The Mixture-of-Experts layer consists of $n$ experts (simple feed forward layers in the original paper) and a gating network $G$ whose output is a sparse $n$ dimensional vector.

Let us denote by $G(x)$ and $E_i(x)$ the output of the gating network and the output of the $i$ -th expert network for a given input $x$ . The output $y$ of the MoE module can be written as follows: $y = \sum_{i=1}^n G(x)_iE_i(x)$ We save computation based on the sparsity of the output of $G(x)$ .

Give the structure of the gating network $G$ that is used in Sparsely Gated MoE.

A simple choice of $G$ is to multiply the input with a trainable weight matrix $W_g$ and then apply a $\operatorname{softmax}$ : $G_\sigma (x) = \operatorname{softmax}(x W_g)$ .

However we want a sparsely gated MoE where we only evaluate the top- $k$ experts. The sparsity serves to save computations. Thus the MoE layer only keeps the top- $k$ values: $G(x) = \operatorname{softmax}(\operatorname{KeepTopK}(H(x),k))$ where the keep-top- $k$ operation is: $\operatorname{KeepTopK}(v,k)_i = \begin{cases} v_i & \text{if }v_i\text{ is in the top }k\text{ elements of }v \\ -\infty & \text{otherwise} \end{cases}$

Here $H(x)$ is a linear layer with added tunable Gaussian noise such that each expert sees enough training data and we avoid favouring only a few experts for all inputs: $H(x)_i = (xW_g)_i + \epsilon \cdot \operatorname{softplus}((xW_\text{noise})_i ), \quad \epsilon \sim \mathcal{N}(0, \mathbf{1})$

What is the shrinking batch problem in MoEs?

If a MoE uses only $k$ out of $n$ experts, then for a batch of size $b$ , each export only receive approximately $\frac{kb}{n} \ll b$ samples.
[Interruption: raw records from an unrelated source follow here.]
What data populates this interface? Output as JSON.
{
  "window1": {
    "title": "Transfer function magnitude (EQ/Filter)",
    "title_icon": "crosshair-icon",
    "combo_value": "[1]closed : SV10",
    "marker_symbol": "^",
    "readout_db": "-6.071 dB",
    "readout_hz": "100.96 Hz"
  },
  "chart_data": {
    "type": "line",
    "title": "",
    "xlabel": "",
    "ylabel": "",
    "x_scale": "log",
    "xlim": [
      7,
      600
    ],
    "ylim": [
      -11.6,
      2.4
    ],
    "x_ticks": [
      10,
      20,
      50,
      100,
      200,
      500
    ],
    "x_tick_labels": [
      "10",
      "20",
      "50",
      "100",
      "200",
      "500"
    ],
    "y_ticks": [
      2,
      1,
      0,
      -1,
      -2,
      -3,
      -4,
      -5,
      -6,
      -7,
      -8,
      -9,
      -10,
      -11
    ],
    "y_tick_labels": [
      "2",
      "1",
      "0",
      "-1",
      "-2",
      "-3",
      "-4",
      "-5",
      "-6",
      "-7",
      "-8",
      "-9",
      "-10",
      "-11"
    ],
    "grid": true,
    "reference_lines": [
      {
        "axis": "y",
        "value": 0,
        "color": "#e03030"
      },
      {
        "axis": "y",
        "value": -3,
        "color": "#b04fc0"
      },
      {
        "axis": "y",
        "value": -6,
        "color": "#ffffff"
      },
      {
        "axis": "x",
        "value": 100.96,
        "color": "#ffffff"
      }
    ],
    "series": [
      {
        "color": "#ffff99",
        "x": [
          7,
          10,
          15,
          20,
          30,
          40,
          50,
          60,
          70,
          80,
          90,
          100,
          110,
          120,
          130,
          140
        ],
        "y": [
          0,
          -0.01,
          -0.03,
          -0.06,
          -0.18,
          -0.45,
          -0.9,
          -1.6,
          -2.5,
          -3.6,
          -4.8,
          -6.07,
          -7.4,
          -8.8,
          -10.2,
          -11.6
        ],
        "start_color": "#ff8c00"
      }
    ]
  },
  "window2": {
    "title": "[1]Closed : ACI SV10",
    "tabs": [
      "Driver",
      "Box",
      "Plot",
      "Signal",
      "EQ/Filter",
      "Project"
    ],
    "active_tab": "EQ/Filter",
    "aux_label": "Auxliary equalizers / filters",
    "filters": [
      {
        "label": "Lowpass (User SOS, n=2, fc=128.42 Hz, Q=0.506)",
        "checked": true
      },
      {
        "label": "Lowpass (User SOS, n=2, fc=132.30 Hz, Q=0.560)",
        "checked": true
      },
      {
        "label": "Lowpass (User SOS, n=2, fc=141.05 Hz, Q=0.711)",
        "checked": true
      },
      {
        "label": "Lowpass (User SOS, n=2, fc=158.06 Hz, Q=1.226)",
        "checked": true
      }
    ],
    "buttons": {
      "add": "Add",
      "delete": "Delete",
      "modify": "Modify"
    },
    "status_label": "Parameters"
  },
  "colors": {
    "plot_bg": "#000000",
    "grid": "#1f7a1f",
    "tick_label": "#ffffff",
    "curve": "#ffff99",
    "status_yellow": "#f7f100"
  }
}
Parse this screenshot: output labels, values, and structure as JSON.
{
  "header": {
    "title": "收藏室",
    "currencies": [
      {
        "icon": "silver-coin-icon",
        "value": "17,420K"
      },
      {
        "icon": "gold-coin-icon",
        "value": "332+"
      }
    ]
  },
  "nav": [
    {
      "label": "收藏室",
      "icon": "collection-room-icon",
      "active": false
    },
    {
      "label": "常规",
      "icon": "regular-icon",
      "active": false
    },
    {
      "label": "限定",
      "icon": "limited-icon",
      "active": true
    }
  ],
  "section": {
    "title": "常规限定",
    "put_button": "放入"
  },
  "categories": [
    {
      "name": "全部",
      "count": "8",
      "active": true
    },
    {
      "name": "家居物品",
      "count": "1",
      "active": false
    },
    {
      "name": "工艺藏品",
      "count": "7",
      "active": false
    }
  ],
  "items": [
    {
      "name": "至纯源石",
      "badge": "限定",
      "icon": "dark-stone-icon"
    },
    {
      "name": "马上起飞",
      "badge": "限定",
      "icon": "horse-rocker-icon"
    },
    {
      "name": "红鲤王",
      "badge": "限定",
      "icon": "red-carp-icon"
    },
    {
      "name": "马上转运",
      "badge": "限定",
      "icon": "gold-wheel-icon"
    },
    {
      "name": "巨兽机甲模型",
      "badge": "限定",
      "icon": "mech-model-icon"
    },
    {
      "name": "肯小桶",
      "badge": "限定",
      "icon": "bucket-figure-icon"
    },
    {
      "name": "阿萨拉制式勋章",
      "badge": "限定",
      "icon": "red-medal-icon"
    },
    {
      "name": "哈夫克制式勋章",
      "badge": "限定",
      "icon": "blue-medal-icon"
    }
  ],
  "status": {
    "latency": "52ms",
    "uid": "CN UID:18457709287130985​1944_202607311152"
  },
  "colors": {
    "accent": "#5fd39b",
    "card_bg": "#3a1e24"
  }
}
Through data and model parallelism this problem can be negated.

How does the Sparsely-Gated MoE paper avoid the gating network $G$ to always favor the same few strong experts?

They soft constrain the learning with an additional importance loss $\mathcal{L}_{\text{importance}}$ that encourages all experts to have equal importance. Where importance is defined as: $\operatorname{Importance}(X) = \sum_{x \in X} G(x)$ The importance loss is then defined as the coefficient of variation of the batchwise average importance per expert: $\mathcal{L}_{\text{importance}} = \lambda \cdot \operatorname{CV}(\operatorname{Importance}(X))^2$ Where the coefficient of variation CV is defined as the ratio of the standard deviation $\sigma$ to the mean $\mu$ , $\operatorname{CV} = \frac{\sigma}{\mu}$ .

In the Sparsely gated MoE paper what is the load loss $\mathcal{L}_{\text{load}}$ and what does it encourage?

The load loss $\mathcal{L}_{load}$ encourages equal load per expert. It uses a smooth estimator $Load(X)$ of examples per expert and minimizes:

$\mathcal{L}_{load}(X) = \lambda_{load} \cdot \operatorname{CV}(Load(X))^2$

For the full calculation of the load value, check the original paper.